Gig Companies Are Taking Their War on Workers Beyond California
Just as it did in its campaign for California’s Prop 22, Big Tech is claiming rideshare drivers in Massachusetts will earn as much as $18 an hour if a new pro–gig company law is passed. But new analysis finds a majority will actually make less than $5 an hour.
In news that should surprise no one, Uber and Lyft are seeking to build on their recent offensive in California — which saw Proposition 22 override a series of legislative and judicial obstacles to enshrine a new labor model, pushed by large companies associated with the so-called “gig economy.” For tech companies themselves, Prop 22 was a massive coup: opening the door to an exploitative tier of work that is neither employment nor independent contracting. In effect, firms like Uber and Lyft are now freed from even basic employer responsibilities like having to pay the minimum wage, offer overtime, or provide compensation in the event of injury. Workers, meanwhile, are now expected to shoulder even more of the risk.
As has become the dystopian trademark of all Silicon Valley “innovation” schemes, the plan’s public-facing rhetoric sold it as progressive and even pro-worker — so much so that many Californians thought they were helping to pass a measure in support of rideshare employees and quickly regretted their “Yes” votes. In execution, it’s become all too clear how brazenly deceptive tech companies were in pushing their model. One study, for example, estimates that, thanks to various loopholes and carve-outs, some gig drivers will be paid as little as $5.64 an hour on net — roughly equivalent to the minimum wage during the Harry Truman presidency and far short of the guaranteed 120 percent of the minimum wage promised by Prop 22’s proponents.
As Jacobin’s Alex Press wrote this summer, gig companies have unsurprisingly delivered on their promise (or rather, threat) to pursue the Prop 22 model nationwide, with Massachusetts being the latest front in their war on workers. With a bill before the state legislature and an initiative which could make it onto the ballot next November, a similar alliance of corporate giants is looking to replicate their success on the West Coast — and is even making the same absurd promises that their model will yield big benefits for workers. In this case, the imagined figure is a guaranteed pay of $18 an hour should the proposition take effect ($18 being roughly 120 percent of the state’s current minimum wage).
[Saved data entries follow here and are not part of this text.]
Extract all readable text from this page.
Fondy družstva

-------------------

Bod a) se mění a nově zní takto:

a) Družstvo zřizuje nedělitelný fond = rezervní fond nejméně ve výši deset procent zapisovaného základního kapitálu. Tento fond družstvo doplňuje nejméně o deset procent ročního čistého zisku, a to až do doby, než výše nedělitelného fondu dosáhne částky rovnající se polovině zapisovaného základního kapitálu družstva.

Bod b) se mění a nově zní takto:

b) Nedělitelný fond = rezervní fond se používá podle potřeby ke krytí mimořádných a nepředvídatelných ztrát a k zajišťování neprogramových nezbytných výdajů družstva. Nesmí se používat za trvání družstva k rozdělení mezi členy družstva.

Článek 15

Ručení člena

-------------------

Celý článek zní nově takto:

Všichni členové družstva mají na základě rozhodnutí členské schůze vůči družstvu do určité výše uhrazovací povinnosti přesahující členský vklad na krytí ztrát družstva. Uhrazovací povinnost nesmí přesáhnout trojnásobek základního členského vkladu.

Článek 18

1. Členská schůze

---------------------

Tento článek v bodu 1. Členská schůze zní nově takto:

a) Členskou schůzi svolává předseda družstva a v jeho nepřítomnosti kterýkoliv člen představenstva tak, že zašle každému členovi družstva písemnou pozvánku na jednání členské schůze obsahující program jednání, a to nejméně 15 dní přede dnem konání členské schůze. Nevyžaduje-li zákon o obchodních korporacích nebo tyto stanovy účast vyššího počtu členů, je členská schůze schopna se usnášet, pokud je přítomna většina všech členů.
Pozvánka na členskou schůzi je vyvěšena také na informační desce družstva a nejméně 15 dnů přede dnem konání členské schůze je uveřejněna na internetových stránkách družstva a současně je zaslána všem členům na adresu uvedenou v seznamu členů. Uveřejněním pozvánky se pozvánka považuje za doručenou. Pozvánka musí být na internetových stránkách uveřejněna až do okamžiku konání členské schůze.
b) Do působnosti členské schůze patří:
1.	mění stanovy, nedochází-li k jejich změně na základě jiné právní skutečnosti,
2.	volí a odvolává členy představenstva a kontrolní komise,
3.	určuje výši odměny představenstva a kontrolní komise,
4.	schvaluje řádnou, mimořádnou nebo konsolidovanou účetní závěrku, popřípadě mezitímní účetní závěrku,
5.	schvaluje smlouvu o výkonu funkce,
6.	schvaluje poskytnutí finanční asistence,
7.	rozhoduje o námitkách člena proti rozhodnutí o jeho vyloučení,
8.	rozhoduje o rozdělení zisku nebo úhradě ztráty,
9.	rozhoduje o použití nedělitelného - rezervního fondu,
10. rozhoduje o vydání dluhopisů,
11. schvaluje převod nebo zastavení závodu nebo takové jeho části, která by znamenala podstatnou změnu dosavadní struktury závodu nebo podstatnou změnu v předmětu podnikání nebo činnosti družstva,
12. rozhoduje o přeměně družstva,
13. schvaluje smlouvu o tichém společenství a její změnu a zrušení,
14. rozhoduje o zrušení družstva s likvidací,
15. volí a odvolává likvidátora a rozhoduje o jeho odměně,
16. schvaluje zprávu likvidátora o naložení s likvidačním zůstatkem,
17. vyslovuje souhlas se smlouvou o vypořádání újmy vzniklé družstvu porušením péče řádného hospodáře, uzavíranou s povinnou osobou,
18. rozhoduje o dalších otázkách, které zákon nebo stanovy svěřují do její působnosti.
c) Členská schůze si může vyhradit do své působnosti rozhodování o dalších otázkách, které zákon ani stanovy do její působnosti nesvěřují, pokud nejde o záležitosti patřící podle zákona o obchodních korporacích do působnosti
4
A new report from the Labor Center at the University of California, Berkeley, however, finds that (surprise, surprise) the majority of Massachusetts drivers are liable to earn as little as $4.82 an hour, while a smaller number who qualify for a health care stipend under the law could earn the princely wage of up to $6.74 hour. The disjuncture between these numbers and what tech companies claim comes down to several quite obvious loopholes in the proposition identified by authors Ken Jacobs and Michael Reich in their analysis.
First, the companies’ $18 an hour wage guarantee applies only to time logged while drivers are “engaged” with passengers, which is just another way of saying they’ll only be considered “working” when directly en route to a job or in the act of ferrying customers. An estimated 33 percent of the total time a typical driver spends at work is spent waiting for ride requests or returning from a previous trip, and under the proposal, such time will not be compensated at all. Thanks to their rather creative definition of “engaged,” companies will also be offloading some insurance costs onto workers themselves. A similar logic would unsurprisingly apply to both payroll taxes and employee benefits. As Reich and Jacobs explain:
Since the drivers would be classified as independent contractors under the proposition, they would not receive unemployment insurance, workers’ compensation, and other mandatory benefits provided to employees under Massachusetts and federal laws. Instead, they would be required to pay both the employer and employee shares of payroll taxes and they would receive Occupational Accident Insurance from the companies, which is inferior to workers’ compensation benefits for comparable workers.
Thanks to a needlessly complicated and deliberately high eligibility threshold (drivers would need to log a certain number of “engaged” hours to qualify at all), a majority won’t receive health care benefits either — yet another sign that tech companies’ would-be “flexible” labor model is really about extracting the maximum amount of labor while owing as little to their employees as possible.
In California, Silicon Valley successfully mounted an expensive agitprop campaign to make sure Prop 22 got passed. In Massachusetts and elsewhere throughout the country, labor advocates can and should expect the same ruthlessness (though, with any luck, the model’s destructive effects in California will strengthen their own case). Should the latest ballot initiative succeed next year, many drivers who are already performing precarious and underpaid work can be expected to earn even less — whatever big tech’s well-oiled PR machine claims to the contrary.